Il suo nome è “Il figlio velato” e ha tutte le carte in regola per diventare famoso come “Il Cristo Velato” di Giuseppe Sanmartino o forse anche di più. Nata a New York grazie al talento di Jago, l’opera è stata trasportata nel cuore della Sanità, nella chiesa di San Severo fuori le mura, nuova meta di pellegrinaggio per chi a Napoli arriva anche per lasciarsi avvolgere dall’arte che la città trasuda in maniera naturale.

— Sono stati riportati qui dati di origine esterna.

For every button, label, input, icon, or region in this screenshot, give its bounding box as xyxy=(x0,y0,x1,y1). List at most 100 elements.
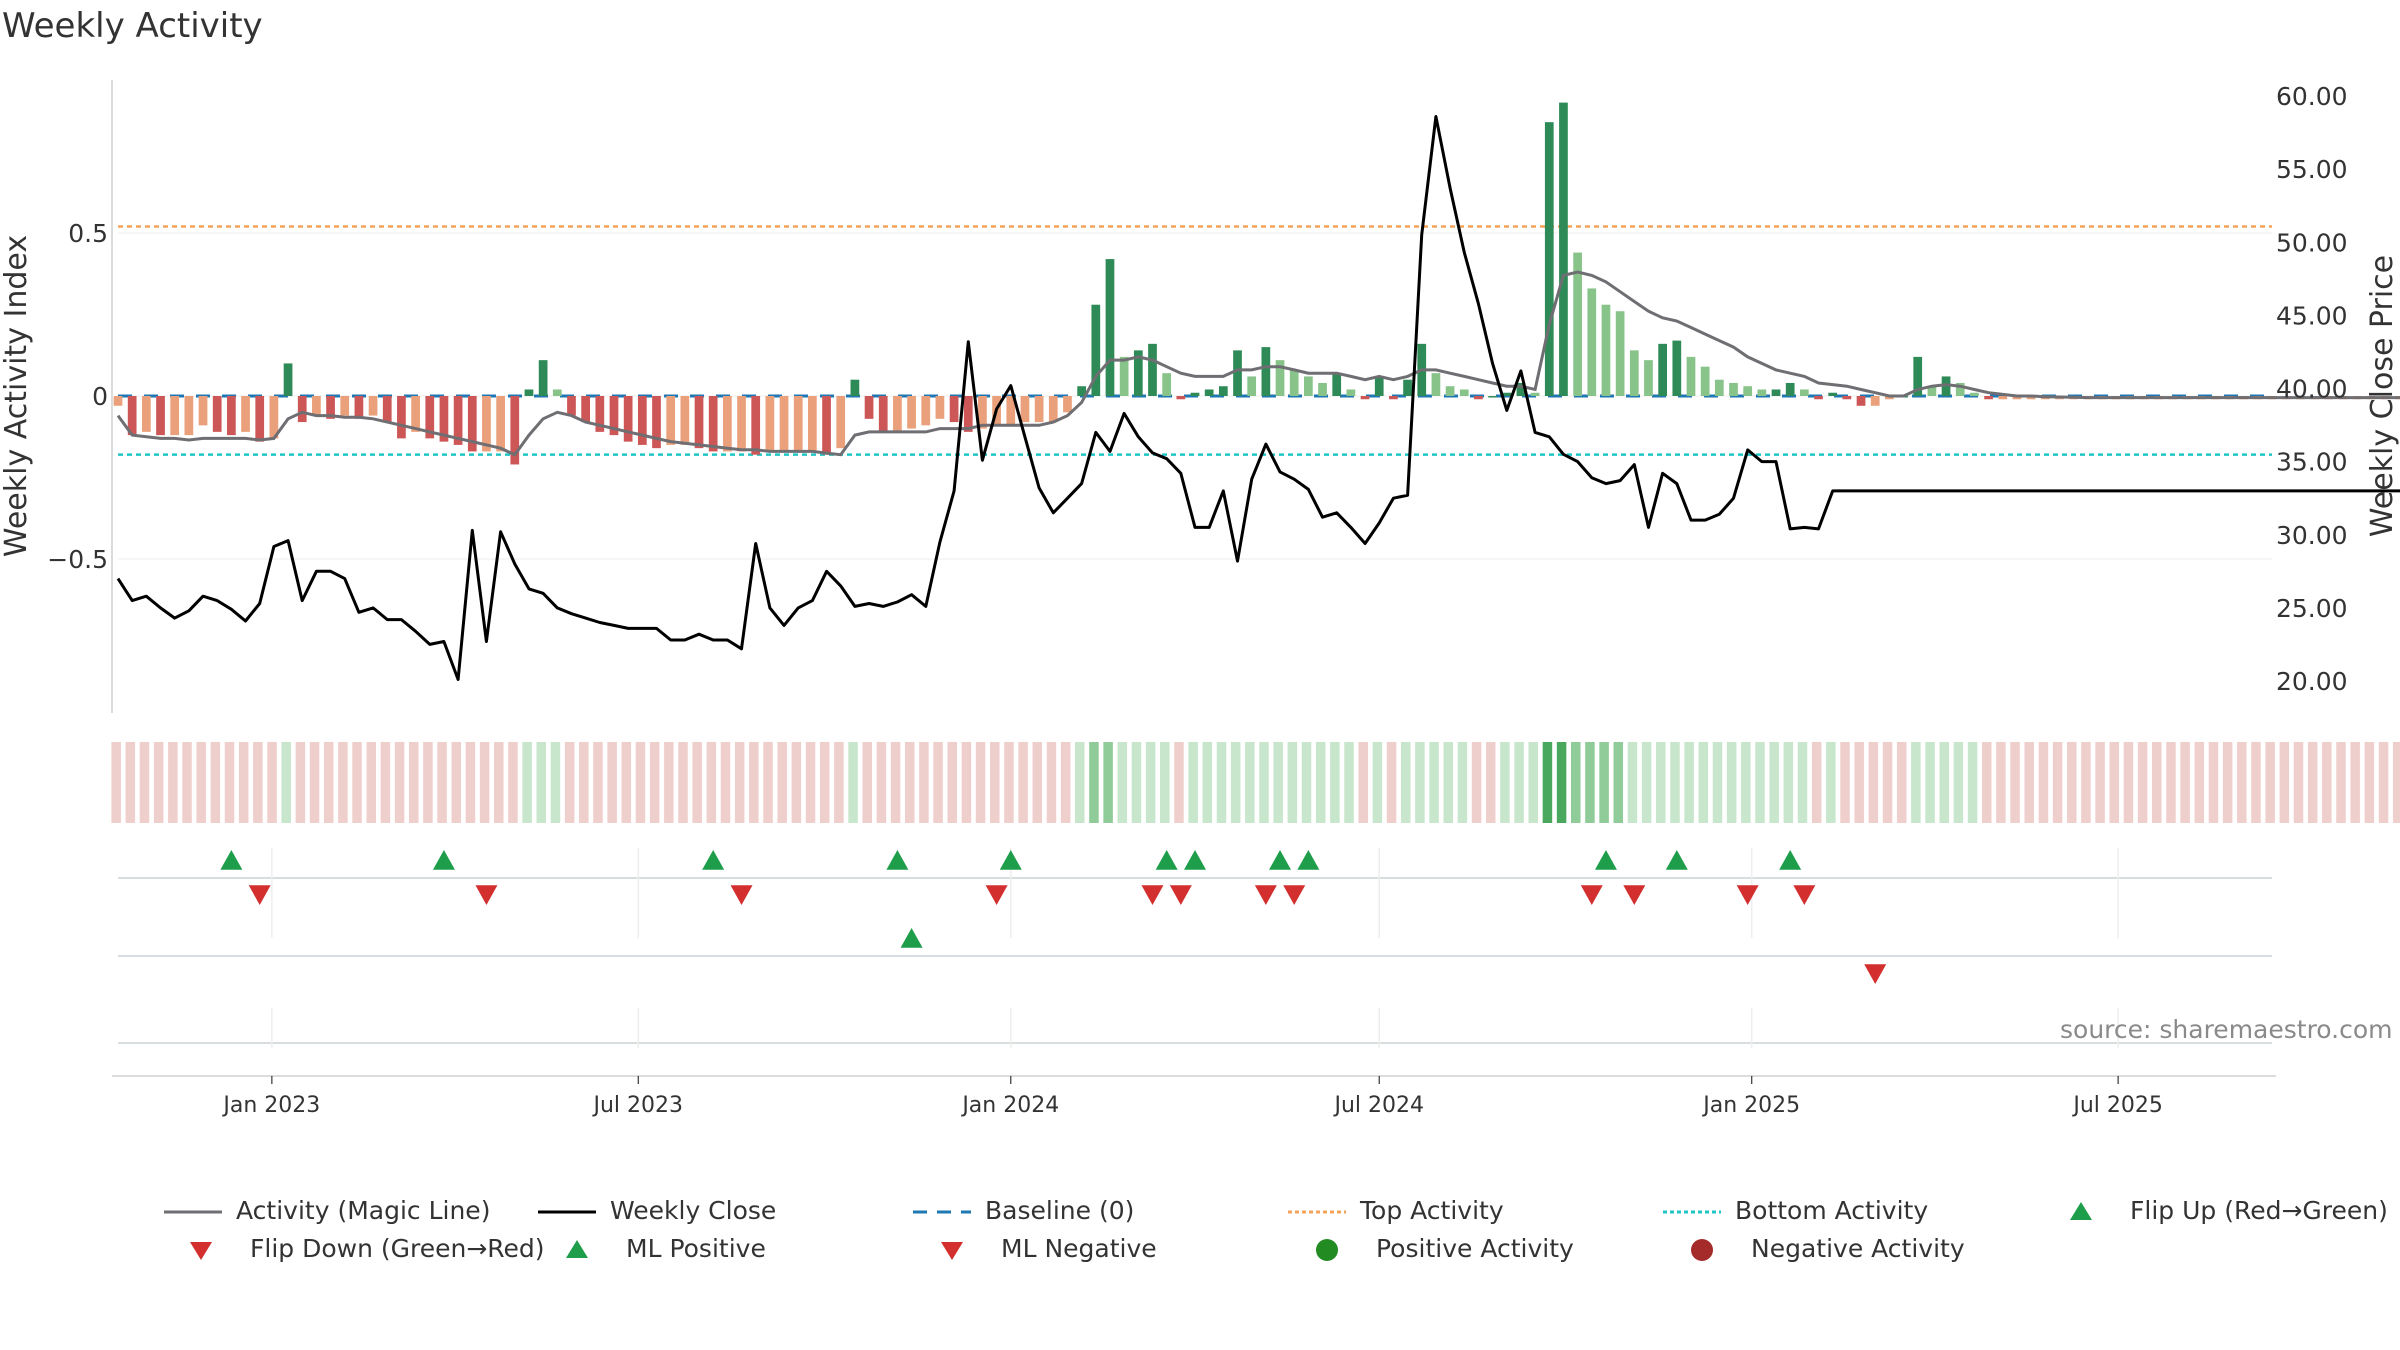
activity-bar xyxy=(1771,389,1781,396)
activity-bar xyxy=(1403,379,1412,396)
band-cell xyxy=(1585,742,1595,823)
weekly-close-line xyxy=(116,115,2400,681)
band-cell xyxy=(1726,742,1737,823)
activity-bar xyxy=(1700,366,1710,396)
band-cell xyxy=(975,742,986,823)
activity-bar xyxy=(1459,389,1469,396)
band-cell xyxy=(1018,742,1028,823)
y2-tick-label: 50.00 xyxy=(2276,228,2348,257)
band-cell xyxy=(2265,742,2275,823)
flip-down-marker xyxy=(1793,885,1816,905)
activity-bar xyxy=(1289,369,1299,396)
flip-up-marker xyxy=(999,850,1022,870)
flip-down-marker xyxy=(985,885,1008,905)
band-cell xyxy=(1996,742,2006,823)
band-cell xyxy=(919,742,929,823)
activity-bar xyxy=(283,363,293,396)
activity-bar xyxy=(808,396,817,452)
activity-bars xyxy=(113,102,2400,465)
band-cell xyxy=(536,742,547,823)
band-cell xyxy=(1245,742,1255,823)
y-tick-label: 0 xyxy=(92,382,108,411)
activity-bar xyxy=(354,396,364,419)
activity-band xyxy=(111,742,2400,823)
activity-bar xyxy=(722,396,732,452)
band-cell xyxy=(1656,742,1666,823)
band-cell xyxy=(1755,742,1765,823)
band-cell xyxy=(2307,742,2318,823)
y2-tick-label: 45.00 xyxy=(2276,301,2348,330)
flip-up-marker xyxy=(1594,850,1617,870)
activity-bar xyxy=(552,389,562,396)
activity-bar xyxy=(1573,252,1582,396)
band-cell xyxy=(451,742,462,823)
y2-axis-label: Weekly Close Price xyxy=(2365,255,2400,537)
band-cell xyxy=(1046,742,1057,823)
activity-bar xyxy=(793,396,803,452)
x-tick-label: Jul 2023 xyxy=(592,1093,684,1118)
band-cell xyxy=(2293,742,2304,823)
flip-down-marker xyxy=(730,885,753,905)
band-cell xyxy=(1826,742,1836,823)
ml-negative-marker xyxy=(1864,964,1887,984)
flip-up-marker xyxy=(1184,850,1206,870)
activity-bar xyxy=(878,396,888,432)
flip-down-marker xyxy=(248,885,271,905)
band-cell xyxy=(2392,742,2400,823)
activity-bar xyxy=(1502,392,1512,396)
activity-bar xyxy=(1020,396,1030,423)
band-cell xyxy=(437,742,447,823)
band-cell xyxy=(692,742,702,823)
band-cell xyxy=(2123,742,2134,823)
band-cell xyxy=(366,742,376,823)
band-cell xyxy=(1259,742,1269,823)
band-cell xyxy=(1103,742,1113,823)
band-cell xyxy=(1698,742,1709,823)
band-cell xyxy=(564,742,575,823)
flip-down-marker xyxy=(1169,885,1192,905)
activity-bar xyxy=(1842,396,1852,400)
activity-bar xyxy=(595,396,605,432)
x-axis-ticks: Jan 2023 Jul 2023 Jan 2024 Jul 2024 Jan 2025… xyxy=(221,1076,2163,1118)
band-cell xyxy=(2364,742,2375,823)
band-cell xyxy=(111,742,121,823)
activity-bar xyxy=(382,396,392,423)
activity-bar xyxy=(1970,392,1979,396)
ml-positive-marker xyxy=(900,928,923,948)
band-cell xyxy=(1769,742,1779,823)
band-cell xyxy=(734,742,745,823)
activity-bar xyxy=(1374,376,1384,396)
activity-bar xyxy=(184,396,194,436)
grid-lines xyxy=(118,232,2272,1048)
band-cell xyxy=(791,742,802,823)
band-cell xyxy=(1485,742,1496,823)
flip-up-marker xyxy=(1297,850,1320,870)
activity-bar xyxy=(1941,376,1951,396)
band-cell xyxy=(1443,742,1453,823)
activity-bar xyxy=(524,389,534,396)
band-cell xyxy=(1386,742,1397,823)
band-cell xyxy=(1896,742,1907,823)
band-cell xyxy=(2109,742,2120,823)
band-cell xyxy=(1712,742,1723,823)
activity-bar xyxy=(1799,389,1809,396)
activity-bar xyxy=(340,396,350,416)
activity-bar xyxy=(1332,373,1342,396)
band-cell xyxy=(933,742,943,823)
band-cell xyxy=(1145,742,1156,823)
activity-bar xyxy=(1998,396,2008,400)
activity-bar xyxy=(1644,360,1653,396)
band-cell xyxy=(579,742,589,823)
activity-bar xyxy=(708,396,718,452)
activity-bar xyxy=(1516,382,1526,396)
band-cell xyxy=(2378,742,2389,823)
y-tick-label: 0.5 xyxy=(68,219,108,248)
band-cell xyxy=(2010,742,2020,823)
flip-down-marker xyxy=(1141,885,1164,905)
y2-tick-label: 35.00 xyxy=(2276,448,2348,477)
activity-bar xyxy=(496,396,505,452)
band-cell xyxy=(961,742,972,823)
chart-title: Weekly Activity xyxy=(2,6,263,46)
band-cell xyxy=(1797,742,1808,823)
activity-bar xyxy=(680,396,690,445)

“Non è la mia scultura, è la scultura di tutti, di tutte le persone che mi hanno seguito su Facebook in diretta giorno dopo giorno. Un’opera di totale partecipazione”.
Jago
Un bambino disteso su un letto di marmo. Il velo gli copre tutto il corpo, lasciando in vista solo una mano. Sta riposando, qualcuno ha interpretato. Ma il suo corpo esanime ricorda invece quanto accade nel Mediterraneo. A pochi giorni dal Natale, mentre l’Occidente festante si appresta a celebrare la nascita di Gesù con il suo carico di speranza, Jago regala al cuore di Napoli l’immagine struggente di un bambino che muore. Non immagine macabra, ma monito e speranza che in futuro l’orrore rimanga solo un triste ricordo
“Per me simbolo di un enorme sofferenza, che però è anche una speranza perché questo non si ripeta”.
Jago
“A Napoli c’è uno dei più grandi capolavori del mondo: il Cristo Velato. Questa scultura invece è il “Figlio Velato” che, richiamando l’opera del Sanmartino, tenta di raccontare una storia diversa – ha detto l’artista – la storia di milioni di innocenti che il nostro tempo consapevolmente sacrifica”.